Representation zeta function of a family of maximal class groups: non-exceptional primes (Q6611929)

This article is concerned with representation zeta functions and their \(p\)-local analogues for a certain family \(M_n\) of finitely generated torsion-free nilpotent groups of maximal class (equal to \(n \in \mathbb{N}\)). For a finitely generated torsion-free nilpotent group and a positive integer \(d\), there are finitely many equivalence classes of irreducible complex representations of dimension \(d\) with respect to isomorphism and twisting by a one-dimensional representation by a result of [\textit{A. Lubotzky} and \textit{A. R. Magid}, Varieties of representations of finitely generated groups.

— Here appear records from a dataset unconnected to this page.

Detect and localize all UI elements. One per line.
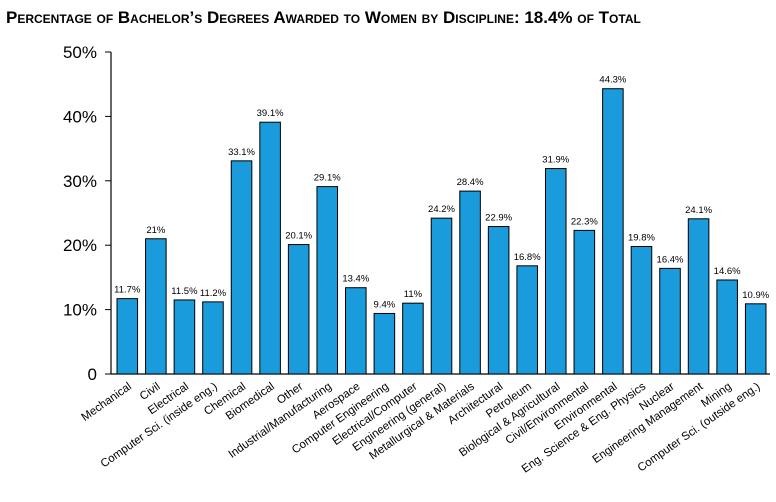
- category-label: Mechanical: [79, 381, 134, 424]
- data-label: 16.8%: [514, 252, 541, 263]
- y-tick-label: 10%: [63, 301, 97, 320]
- bar: [687, 218, 710, 375]
- bar: [487, 226, 510, 375]
- data-label: 24.2%: [428, 204, 455, 215]
- y-tick-label: 50%: [63, 43, 97, 62]
- data-label: 39.1%: [257, 108, 284, 119]
- bar: [630, 245, 653, 375]
- bar: [287, 244, 310, 375]
- data-label: 10.9%: [742, 290, 769, 301]
- data-label: 11.2%: [200, 288, 227, 299]
- data-label: 28.4%: [457, 177, 484, 188]
- bar: [345, 287, 367, 375]
- data-label: 9.4%: [374, 299, 396, 310]
- bars: [116, 88, 767, 375]
- data-label: 13.4%: [342, 274, 369, 285]
- y-tick-label: 0: [88, 365, 97, 384]
- bar: [259, 121, 281, 375]
- bar: [516, 265, 538, 375]
- data-label: 22.9%: [485, 213, 512, 224]
- data-label: 11.7%: [114, 285, 141, 296]
- data-label: 19.8%: [628, 232, 655, 243]
- bar: [145, 238, 167, 375]
- y-tick-label: 40%: [63, 107, 97, 126]
- bar: [573, 229, 596, 375]
- bar: [459, 190, 481, 375]
- data-label: 29.1%: [314, 173, 341, 184]
- bar: [402, 302, 424, 375]
- bar: [659, 267, 681, 375]
- y-tick-label: 20%: [63, 236, 97, 255]
- y-tick-labels: 0 10% 20% 30% 40% 50%: [63, 43, 111, 384]
- data-label: 22.3%: [571, 216, 598, 227]
- data-label: 33.1%: [228, 147, 255, 158]
- data-labels: 11.7% 21% 11.5% 11.2% 33.1% 39.1% 20.1% 29.1% 13…: [114, 75, 770, 311]
- chart-title: Percentage of Bachelor’s Degrees Awarded…: [6, 8, 641, 27]
- data-label: 16.4%: [657, 254, 684, 265]
- bar: [202, 301, 224, 375]
- data-label: 24.1%: [685, 205, 712, 216]
- data-label: 31.9%: [542, 155, 569, 166]
- bar: [173, 299, 196, 375]
- bar: [116, 298, 139, 375]
- data-label: 11%: [404, 289, 423, 300]
- bar: [716, 279, 738, 375]
- bar: [544, 168, 567, 375]
- data-label: 14.6%: [714, 266, 741, 277]
- bar: [602, 88, 624, 375]
- data-label: 20.1%: [285, 231, 312, 242]
- y-tick-label: 30%: [63, 172, 97, 191]
- data-label: 44.3%: [599, 75, 626, 86]
- data-label: 11.5%: [171, 286, 198, 297]
- bar: [373, 312, 396, 375]
- bar: [230, 160, 253, 375]
- bar: [744, 303, 767, 375]
- data-label: 21%: [146, 225, 166, 236]
- bar: [430, 217, 453, 375]
- bar: [316, 186, 339, 375]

Providence, RI: American Mathematical Society (AMS) (1985; Zbl 0598.14042)], and the representation zeta function assembles the numbers of these equivalence classes into a Dirichlet generating function as in [\textit{A. Stasinski} and \textit{C. Voll}, Am. J. Math. 136, No. 2, 501--550 (2014; Zbl 1286.11140)]. Here, the author computes \(p\)-local analogues of the representation zeta function of \(M_n\) for all primes \(p>n\) by explicitly constructing a representative for every equivalence class of irreducible complex representations whose dimension is a power of \(p\). He also obtains the global representation zeta functions for the groups \(M_2\), \(M_3\) and \(M_4\).